Görünen o ki halkın bu beklenmedik sertlikteki tepkisi iktidara geri adım attırmış ve İstanbul Büyükşehir Belediyesine kayyum atanmasını en azından şimdilik önlemiş bulunuyor.
Lakin Recep Bey’in “daha turpun büyüğü heybede” söylemi operasyonun süreceğini ve İBB’ye kayyum atanması riskinin devam ettiğini düşünmemize de neden oluyor.
Bu noktada şunu da söylemek isterim; iktidarın kendine bağlı ya da bağımlı medya ve troller aracılığı ile yapmış olduğu yoğun algı operasyonları ve propaganda da kitleleri Ekrem Başkanın suçlu olduğuna ikna edememiş görünüyor.
Bu durum KONDA’nın, 24 – 25 Mart 2025 tarihlerinde gerçekleştirdiği son araştırmasında da son derecede açık ve net olarak görülüyor.
KONDA’nın verilerine göre Kamuoyunun eylemlere bakışı:
- Eylemler tamamen haklı: % 21
- Düzeni bozmadıkça eylemler haklıdır: % 52
- Eylemler haksızdır: % 27
Yani toplamda toplumun yüzde 73’ü, Saraçhane ve devamındaki protestoları meşru buluyor.

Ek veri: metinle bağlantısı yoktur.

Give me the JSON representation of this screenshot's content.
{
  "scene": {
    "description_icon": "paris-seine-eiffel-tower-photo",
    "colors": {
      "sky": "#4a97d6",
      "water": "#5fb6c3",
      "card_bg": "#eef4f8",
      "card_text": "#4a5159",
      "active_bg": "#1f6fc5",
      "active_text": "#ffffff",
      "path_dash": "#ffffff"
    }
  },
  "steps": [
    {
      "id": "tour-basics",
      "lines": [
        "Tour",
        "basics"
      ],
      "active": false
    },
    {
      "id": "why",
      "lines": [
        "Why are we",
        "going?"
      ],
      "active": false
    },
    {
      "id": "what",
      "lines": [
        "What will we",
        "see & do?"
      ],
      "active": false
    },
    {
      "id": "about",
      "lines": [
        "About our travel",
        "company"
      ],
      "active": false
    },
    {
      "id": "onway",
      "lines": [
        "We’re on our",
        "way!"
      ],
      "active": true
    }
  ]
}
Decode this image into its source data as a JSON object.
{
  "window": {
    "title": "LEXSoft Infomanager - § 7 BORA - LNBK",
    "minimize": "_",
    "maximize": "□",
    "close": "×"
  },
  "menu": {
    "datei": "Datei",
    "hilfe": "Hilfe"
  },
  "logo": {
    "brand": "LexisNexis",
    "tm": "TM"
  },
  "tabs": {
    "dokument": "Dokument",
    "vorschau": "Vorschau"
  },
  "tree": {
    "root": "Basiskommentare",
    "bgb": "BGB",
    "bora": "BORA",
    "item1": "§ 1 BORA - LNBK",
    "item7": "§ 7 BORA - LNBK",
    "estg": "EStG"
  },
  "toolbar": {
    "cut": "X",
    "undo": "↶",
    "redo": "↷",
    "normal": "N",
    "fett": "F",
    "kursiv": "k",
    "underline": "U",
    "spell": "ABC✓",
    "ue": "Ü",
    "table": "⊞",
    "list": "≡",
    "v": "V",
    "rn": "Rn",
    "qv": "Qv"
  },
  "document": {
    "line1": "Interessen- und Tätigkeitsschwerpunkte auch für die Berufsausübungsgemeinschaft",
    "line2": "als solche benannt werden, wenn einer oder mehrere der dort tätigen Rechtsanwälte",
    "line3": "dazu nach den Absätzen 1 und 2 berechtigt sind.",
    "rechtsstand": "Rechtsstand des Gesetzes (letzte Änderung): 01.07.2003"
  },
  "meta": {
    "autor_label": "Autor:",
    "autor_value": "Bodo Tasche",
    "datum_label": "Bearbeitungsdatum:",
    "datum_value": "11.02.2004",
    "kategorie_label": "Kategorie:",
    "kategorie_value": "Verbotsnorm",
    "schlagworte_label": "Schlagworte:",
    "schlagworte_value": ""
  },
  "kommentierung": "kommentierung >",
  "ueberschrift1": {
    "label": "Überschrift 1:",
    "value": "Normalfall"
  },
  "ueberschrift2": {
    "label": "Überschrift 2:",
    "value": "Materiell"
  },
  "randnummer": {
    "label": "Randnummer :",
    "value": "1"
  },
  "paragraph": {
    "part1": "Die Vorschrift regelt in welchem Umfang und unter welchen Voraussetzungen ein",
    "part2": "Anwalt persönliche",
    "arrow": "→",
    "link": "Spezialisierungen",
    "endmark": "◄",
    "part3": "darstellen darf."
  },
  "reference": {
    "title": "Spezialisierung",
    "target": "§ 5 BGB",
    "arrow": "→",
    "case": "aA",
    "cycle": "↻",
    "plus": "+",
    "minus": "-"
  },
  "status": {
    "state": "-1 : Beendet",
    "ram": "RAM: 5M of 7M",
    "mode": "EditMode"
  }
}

Aynı ankette Ekrem İmamoğlu’nun tutuklanmasına ilişkin sorulan soruya verilen yanıtlarda da benzer bir tablo dikkat çekiyor:
- Tutuklama kararı yanlıştır: % 65
- Doğrudur: % 30
- Fikrim yok: % 5
İmamoğlu’nun tutuklanmasını yanlış bulanların oranı da eylemleri meşru görenlerle paralel seyrediyor.
KONDA’nın anketinde dikkat çeken bir diğer unsur ise partiler üstü bir rahatsızlığın varlığı, her ne kadar muhalefet seçmeni arasında eylemlere destek daha yüksek çıksa da, iktidar partisine yakın seçmenlerin bir kısmının da tutuklama sürecini “ağır ve haksız” bulduğunu belirtiyor.
Halk sokaklarda, meydanlarda ve sosyal medya da yapılan bu haksızlık ve hukuksuzluğu protesto ediyor.
Fakat protestoları tetikleyen tek unsurun Ekrem Başkana yapılan haksızlık hukuksuzluk olmadığı da açıkça görülüyor, halk kendini yokluğa, yoksulluğa ve hatta açlığa mahkum edip aç açık naçar bırakan iktidara da tepkisini gösteriyor.
Nasıl göstermesin tablo açık seçik ortada her ay olduğu gibi bu ayda TÜRK-İş açlık yoksulluk sınırı araştırmasını yayınladı araştırma sonucu şöyle:
- DÖRT KİŞİLİK AİLENİN AYLIK GIDA HARCAMASI TUTARI AÇLIK SINIRI 23.615 TL.
- GIDA İLE BİRLİKTE DİĞER TÜM TEMEL HARCAMALAR İÇİN HANEYE GİRMESİ GEREKEN TOPLAM GELİR TUTARI YOKSULLUK SINIRI İSE 76.922 TL.
- BEKÂR BİR ÇALIŞANIN AYLIK YAŞAMA MALİYETİ 30.617 TL.
Asgari ücretin 22 bin 104 lira 67 kuruş ve en düşük emekli maaşının 14 bin 469 lira olduğu bir memlekette halkın geçinemediğini buna tepki koyarak aç biilaç direndiğini söylemek gerekmez mi?